Hereinafter, the present invention will be described in detail with reference to the drawings. Note that the present invention is not limited to the embodiments. The constituent elements of this embodiment include those that can be easily replaced by those skilled in the art or those that are substantially the same. In addition, a plurality of modifications described in this embodiment can be arbitrarily combined within the scope obvious to those skilled in the art.

 Example

 [0032] FIGS. 1 to 3 are plan views of a tread portion showing a pneumatic tire according to an embodiment of the present invention.

 FIG. 1 is a sectional view (FIG. 2) and an explanatory view (FIG. 3) of a groove. FIG. 4 is an explanatory view showing a modification of the pneumatic tire shown in FIG. 5 to 7 are test result tables showing performance tests of the pneumatic tire according to the examples of the present invention.

The pneumatic tire 1 includes a plurality of grooves 2 and 3 formed in a tread portion, and blocks 4 to 6 defined by the grooves 2 and 3. The grooves 2 and 3 are constituted by a main groove 2 and a lateral groove 3. The main groove 2 is, for example, an inclined groove that is inclined in the tire circumferential direction (see FIG. 1) or a vertical groove that extends in the tire circumferential direction. The lateral groove 3 is, for example, a lug groove that intersects the main groove 2. In the tread part, these main grooves 2 and lateral grooves 3 A plurality of (five rows) extending block rows are formed.

 The blocks 4 to 6 are constituted by a first center block 4, a second center block 5, and a shoulder block 6. First, a plurality of first center blocks 4 are arranged in the tire circumferential direction along the tire equator in the tread portion, and one first block row is formed by these first center blocks 4. A plurality of second center blocks 5 are arranged on both sides of the block row of the first center block 4 in the tire circumferential direction, and these second center blocks form block rows one by one on the left and right. . A plurality of shoulder blocks 6 are arranged in the tire circumferential direction on both edges of the tread portion, and these shoulder blocks 6 form a block row one by one on the left and right.

 In this embodiment, the main groove 2 is formed of an inclined groove, and a tread pattern in a mesh shape is formed in the tread portion. In addition, when the arrangement of the blocks 4 to 6 is viewed from the direction inclined in the tire circumferential direction, the first center block 4 is located in the center, and a pair of second center blocks 5 and 5 are located on both sides thereof. A pair of shoulder blocks 6 and 6 are located next to each other. These are arranged in a row in a direction inclined in the tire circumferential direction.

 [0036] Here, the following length is referred to as a block facing length c. First, in a plan view of the tread portion, a pair of blocks adjacent to each other with a groove interposed therebetween is selected. Next, perpendicular lines are drawn from the two vertices on the groove side between the vertices of one block to the other block (side). Next, these perpendicular legs are connected by a line segment along the outer periphery of the block. Such a line segment can be drawn for each block. Then, the length of this line segment is compared between the blocks, and the length of the shorter line segment is set as the facing length of the block.

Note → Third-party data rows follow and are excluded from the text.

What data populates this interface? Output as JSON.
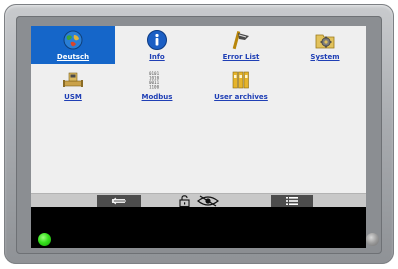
{
  "menu": {
    "items": [
      {
        "label": "Deutsch",
        "icon": "globe-icon",
        "selected": true
      },
      {
        "label": "Info",
        "icon": "info-icon",
        "selected": false
      },
      {
        "label": "Error List",
        "icon": "error-list-icon",
        "selected": false
      },
      {
        "label": "System",
        "icon": "system-gear-icon",
        "selected": false
      },
      {
        "label": "USM",
        "icon": "usm-meter-icon",
        "selected": false
      },
      {
        "label": "Modbus",
        "icon": "modbus-binary-icon",
        "selected": false
      },
      {
        "label": "User archives",
        "icon": "archive-binders-icon",
        "selected": false
      }
    ]
  },
  "toolbar": {
    "back": "back-arrow-icon",
    "lock": "unlock-icon",
    "visibility": "eye-hidden-icon",
    "list": "list-icon"
  },
  "leds": {
    "left": {
      "color": "#35e21c",
      "state": "on"
    },
    "right": {
      "color": "#9b9b9b",
      "state": "off"
    }
  },
  "colors": {
    "selected_tile": "#1566c9",
    "link_text": "#1f3fb5",
    "screen_bg": "#efefef",
    "toolbar_bg": "#c8c8c8"
  }
}
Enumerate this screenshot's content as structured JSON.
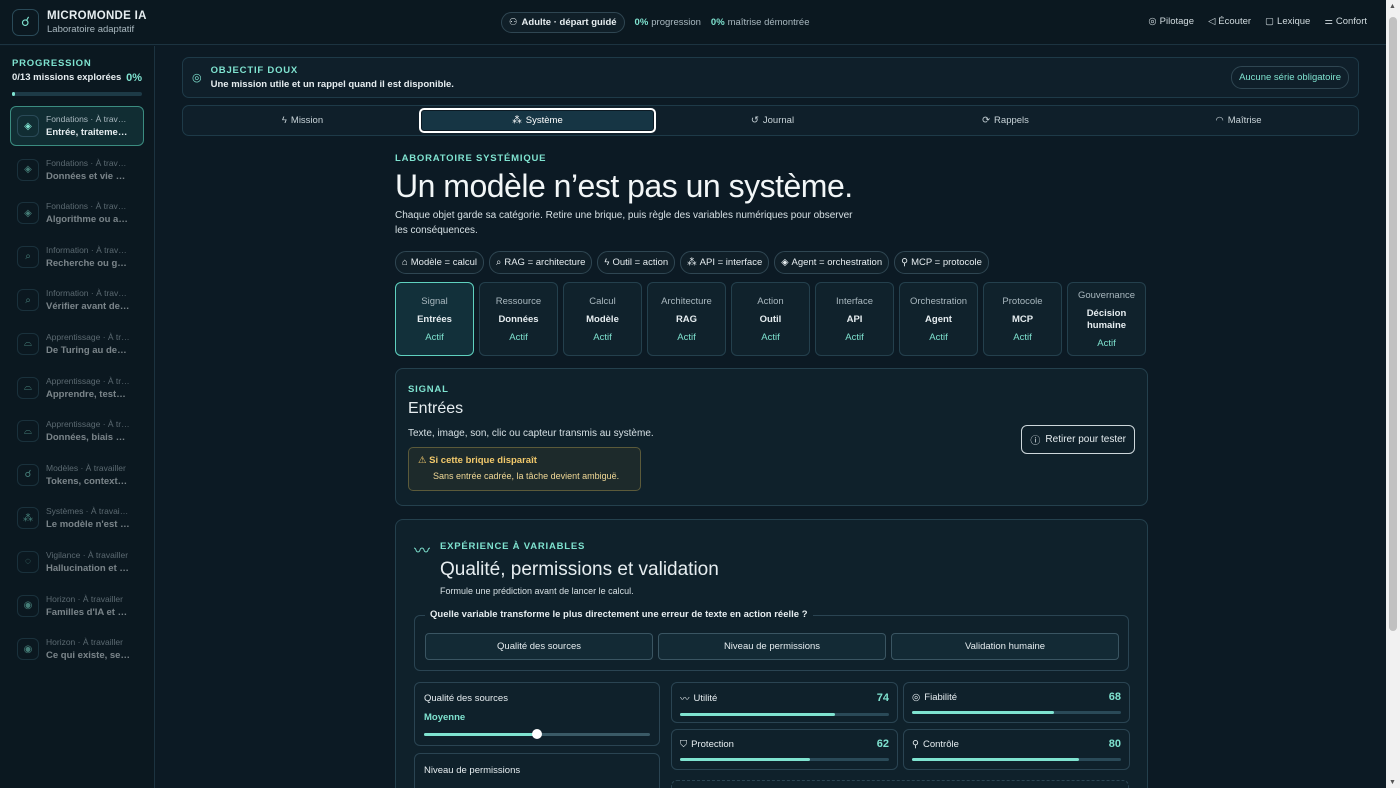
{
  "topbar": {
    "title": "MICROMONDE IA",
    "subtitle": "Laboratoire adaptatif",
    "mode": "Adulte · départ guidé",
    "progress_value": "0%",
    "progress_label": "progression",
    "mastery_value": "0%",
    "mastery_label": "maîtrise démontrée",
    "actions": [
      "Pilotage",
      "Écouter",
      "Lexique",
      "Confort"
    ]
  },
  "sidebar": {
    "title": "PROGRESSION",
    "count": "0/13 missions explorées",
    "percent": "0%",
    "progress_fraction": 0.02,
    "items": [
      {
        "cat": "Fondations · À travailler",
        "label": "Entrée, traitement, sortie"
      },
      {
        "cat": "Fondations · À travailler",
        "label": "Données et vie privée"
      },
      {
        "cat": "Fondations · À travailler",
        "label": "Algorithme ou apprentissage"
      },
      {
        "cat": "Information · À travailler",
        "label": "Recherche ou génération"
      },
      {
        "cat": "Information · À travailler",
        "label": "Vérifier avant de partager"
      },
      {
        "cat": "Apprentissage · À travailler",
        "label": "De Turing au deep learning"
      },
      {
        "cat": "Apprentissage · À travailler",
        "label": "Apprendre, tester, corriger"
      },
      {
        "cat": "Apprentissage · À travailler",
        "label": "Données, biais et contexte"
      },
      {
        "cat": "Modèles · À travailler",
        "label": "Tokens, contexte et mémoire"
      },
      {
        "cat": "Systèmes · À travailler",
        "label": "Le modèle n'est qu'une partie"
      },
      {
        "cat": "Vigilance · À travailler",
        "label": "Hallucination et vérification"
      },
      {
        "cat": "Horizon · À travailler",
        "label": "Familles d'IA et usages"
      },
      {
        "cat": "Horizon · À travailler",
        "label": "Ce qui existe, se teste, arrive"
      }
    ]
  },
  "objectif": {
    "title": "OBJECTIF DOUX",
    "text": "Une mission utile et un rappel quand il est disponible.",
    "badge": "Aucune série obligatoire"
  },
  "tabs": [
    "Mission",
    "Système",
    "Journal",
    "Rappels",
    "Maîtrise"
  ],
  "lab": {
    "eyebrow": "LABORATOIRE SYSTÉMIQUE",
    "title": "Un modèle n’est pas un système.",
    "lead": "Chaque objet garde sa catégorie. Retire une brique, puis règle des variables numériques pour observer les conséquences.",
    "chips": [
      "Modèle = calcul",
      "RAG = architecture",
      "Outil = action",
      "API = interface",
      "Agent = orchestration",
      "MCP = protocole"
    ],
    "cards": [
      {
        "cat": "Signal",
        "name": "Entrées",
        "state": "Actif"
      },
      {
        "cat": "Ressource",
        "name": "Données",
        "state": "Actif"
      },
      {
        "cat": "Calcul",
        "name": "Modèle",
        "state": "Actif"
      },
      {
        "cat": "Architecture",
        "name": "RAG",
        "state": "Actif"
      },
      {
        "cat": "Action",
        "name": "Outil",
        "state": "Actif"
      },
      {
        "cat": "Interface",
        "name": "API",
        "state": "Actif"
      },
      {
        "cat": "Orchestration",
        "name": "Agent",
        "state": "Actif"
      },
      {
        "cat": "Protocole",
        "name": "MCP",
        "state": "Actif"
      },
      {
        "cat": "Gouvernance",
        "name": "Décision humaine",
        "state": "Actif"
      }
    ]
  },
  "signal": {
    "eyebrow": "SIGNAL",
    "title": "Entrées",
    "desc": "Texte, image, son, clic ou capteur transmis au système.",
    "warn_title": "Si cette brique disparaît",
    "warn_desc": "Sans entrée cadrée, la tâche devient ambiguë.",
    "button": "Retirer pour tester"
  },
  "experience": {
    "eyebrow": "EXPÉRIENCE À VARIABLES",
    "title": "Qualité, permissions et validation",
    "sub": "Formule une prédiction avant de lancer le calcul.",
    "question": "Quelle variable transforme le plus directement une erreur de texte en action réelle ?",
    "options": [
      "Qualité des sources",
      "Niveau de permissions",
      "Validation humaine"
    ],
    "slider1": {
      "label": "Qualité des sources",
      "value": "Moyenne",
      "fraction": 0.5
    },
    "slider2": {
      "label": "Niveau de permissions"
    },
    "metrics": [
      {
        "label": "Utilité",
        "value": 74
      },
      {
        "label": "Fiabilité",
        "value": 68
      },
      {
        "label": "Protection",
        "value": 62
      },
      {
        "label": "Contrôle",
        "value": 80
      }
    ]
  }
}
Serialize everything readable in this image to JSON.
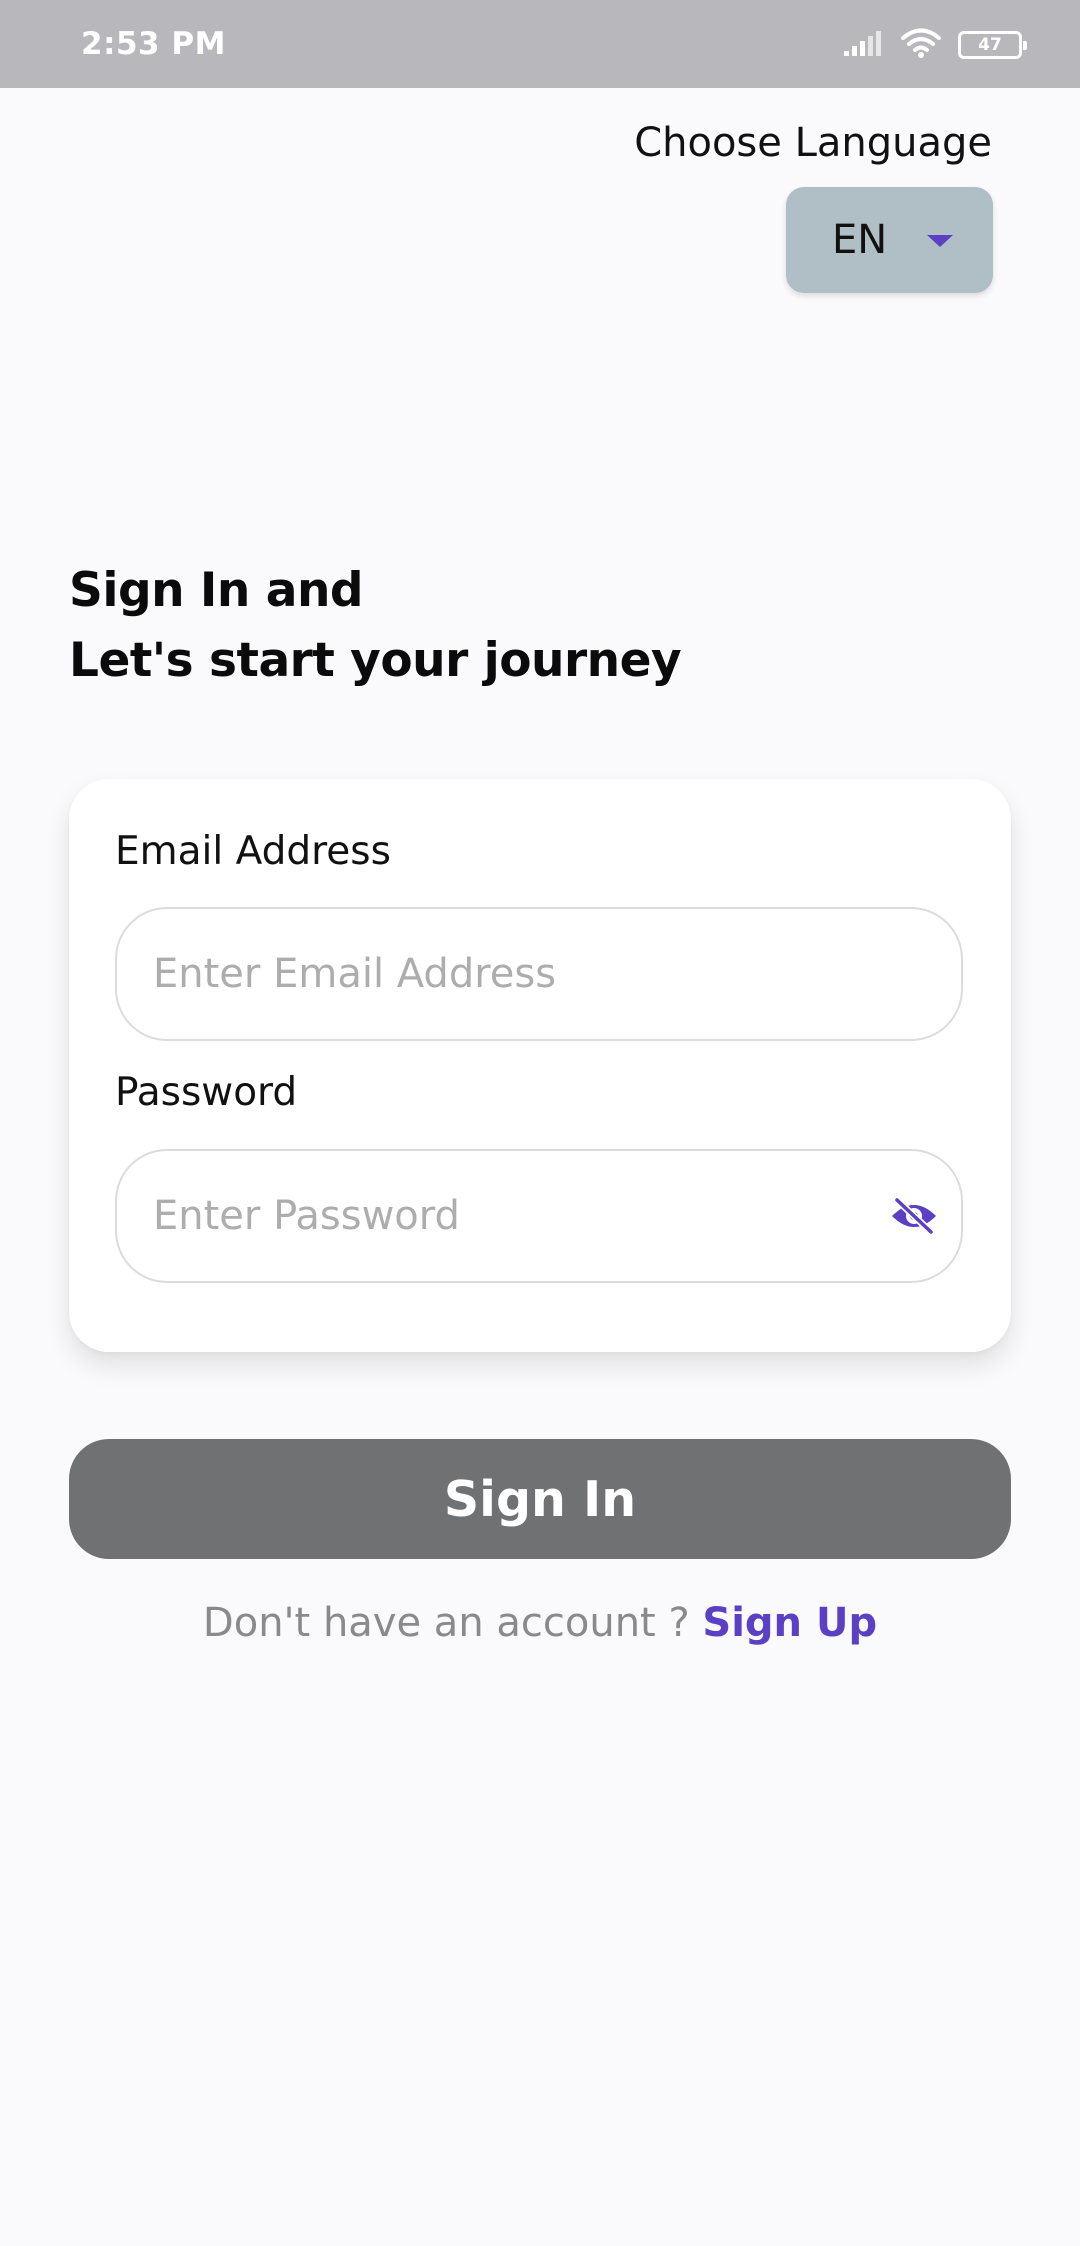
{
  "status_bar": {
    "time": "2:53 PM",
    "battery_level": "47",
    "icons": [
      "signal-icon",
      "wifi-icon",
      "battery-icon"
    ]
  },
  "language": {
    "label": "Choose Language",
    "selected": "EN"
  },
  "headline": {
    "line1": "Sign In and",
    "line2": "Let's start your journey"
  },
  "form": {
    "email_label": "Email Address",
    "email_placeholder": "Enter Email Address",
    "email_value": "",
    "password_label": "Password",
    "password_placeholder": "Enter Password",
    "password_value": ""
  },
  "actions": {
    "signin_label": "Sign In",
    "signup_prompt": "Don't have an account ? ",
    "signup_link": "Sign Up"
  },
  "colors": {
    "accent": "#5b3fc4",
    "button_bg": "#707173",
    "language_pill_bg": "#b0bec5",
    "status_bar_bg": "#b8b7bc"
  }
}
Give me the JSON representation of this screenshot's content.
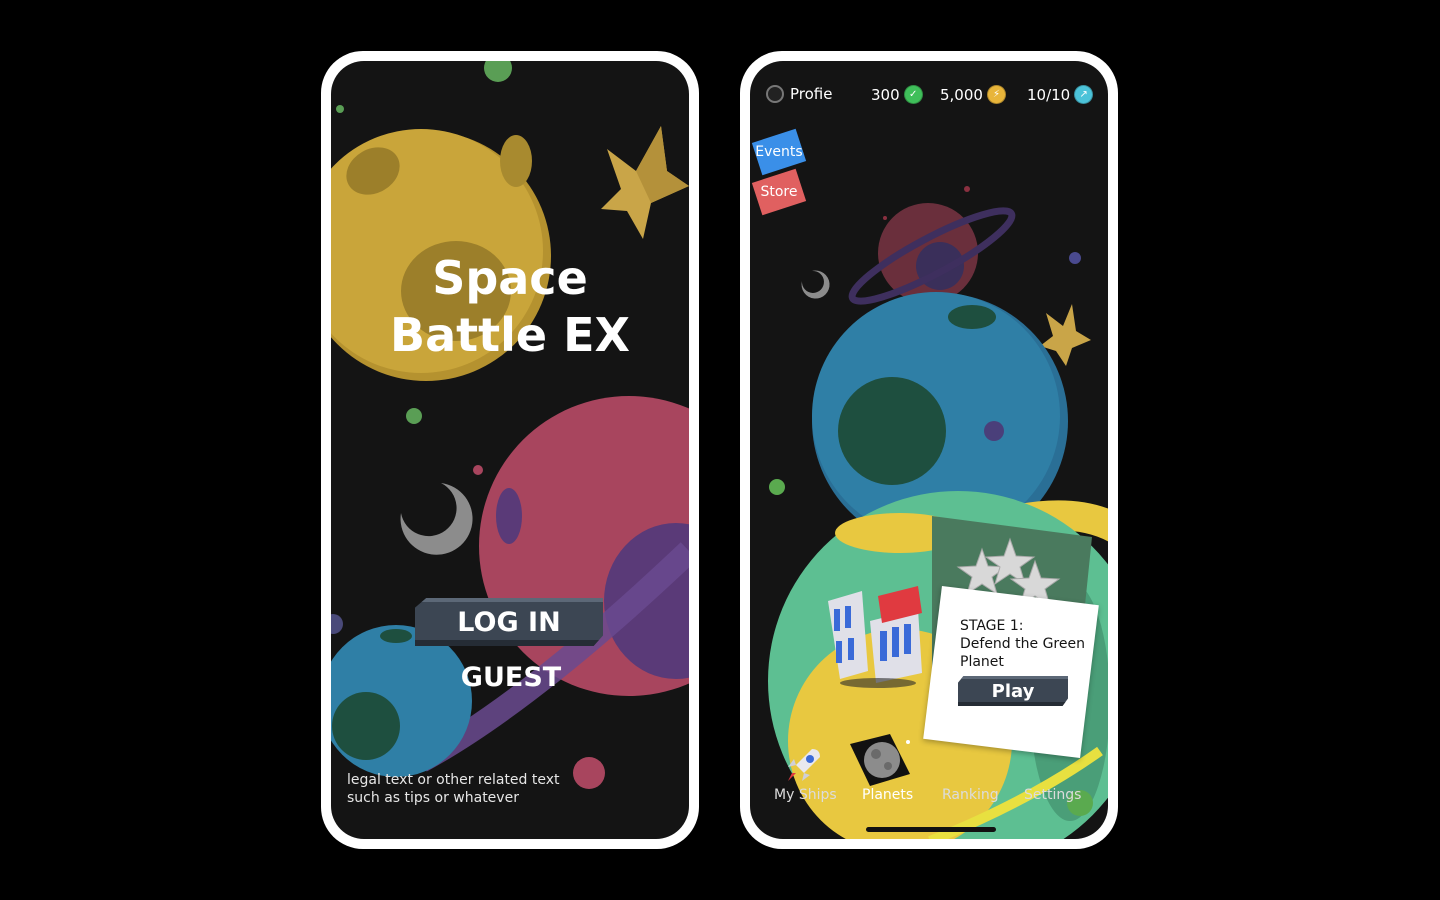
{
  "login_screen": {
    "title_line1": "Space",
    "title_line2": "Battle EX",
    "login_button": "LOG IN",
    "guest_button": "GUEST",
    "legal_line1": "legal text or other related text",
    "legal_line2": "such as tips or whatever"
  },
  "home_screen": {
    "profile_label": "Profie",
    "stats": [
      {
        "value": "300",
        "icon": "green-gem-icon",
        "color": "#3fbf5a"
      },
      {
        "value": "5,000",
        "icon": "gold-coin-icon",
        "color": "#e8b53a"
      },
      {
        "value": "10/10",
        "icon": "energy-icon",
        "color": "#4cc3d9"
      }
    ],
    "side_tabs": {
      "events": "Events",
      "store": "Store"
    },
    "stage": {
      "line1": "STAGE 1:",
      "line2": "Defend the Green",
      "line3": "Planet",
      "play_button": "Play"
    },
    "nav": {
      "my_ships": "My Ships",
      "planets": "Planets",
      "ranking": "Ranking",
      "settings": "Settings"
    }
  },
  "colors": {
    "background": "#141414",
    "button": "#3c4653",
    "yellow_planet": "#c9a53a",
    "pink_planet": "#a8455e",
    "blue_planet": "#2f7fa6",
    "green_planet": "#5dbf92"
  }
}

[0037] In this pneumatic tire 1, the block facing length _c , the groove depth a of the main groove 2, and the groove width b are defined between the blocks (groove portions) where foreign objects are likely to be trapped. . For example, a position where a foreign object is likely to be trapped corresponds to a pair of adjacent blocks belonging to different block rows. Specifically, (1) D between the first center block 4 and the second center one block 5, and (2) B between the second center block 5 and the shonor red block 6, B Indentation is likely to occur (see Fig. 3). However, the same configuration may be adopted for a pair of blocks A, C, and E belonging to the same block row. [0038] The facing length c of the block, the groove depth a and the groove width b of the main groove 2 are defined as follows, for example. That is, the ratio of the facing length c of each block to the groove depth a of the main groove 2 is in the range of 0.40 ≤ c / a ≤ 0.85, and the facing length of each block 4-6. Ratio of c to groove width b of main groove 2 cZb is in the range of 0.50≤c / b≤l.30. The groove depth a and the groove width b of the main groove 2 are within the extending range of the block facing length c.

 [0039] [Action] Effect

 In such a configuration, the facing length c of the blocks 4 to 6, the groove depth a of the main groove 2 and the groove width b are defined so as to satisfy a predetermined relationship, so that foreign matter in the main groove 2 (between the blocks) Stagnation is reduced. This has the advantage of effectively suppressing the occurrence of gnole cracks. In addition, the force and rugged construction have the advantage of maintaining uneven wear resistance on unpaved roads and maintaining traction performance on snowy roads.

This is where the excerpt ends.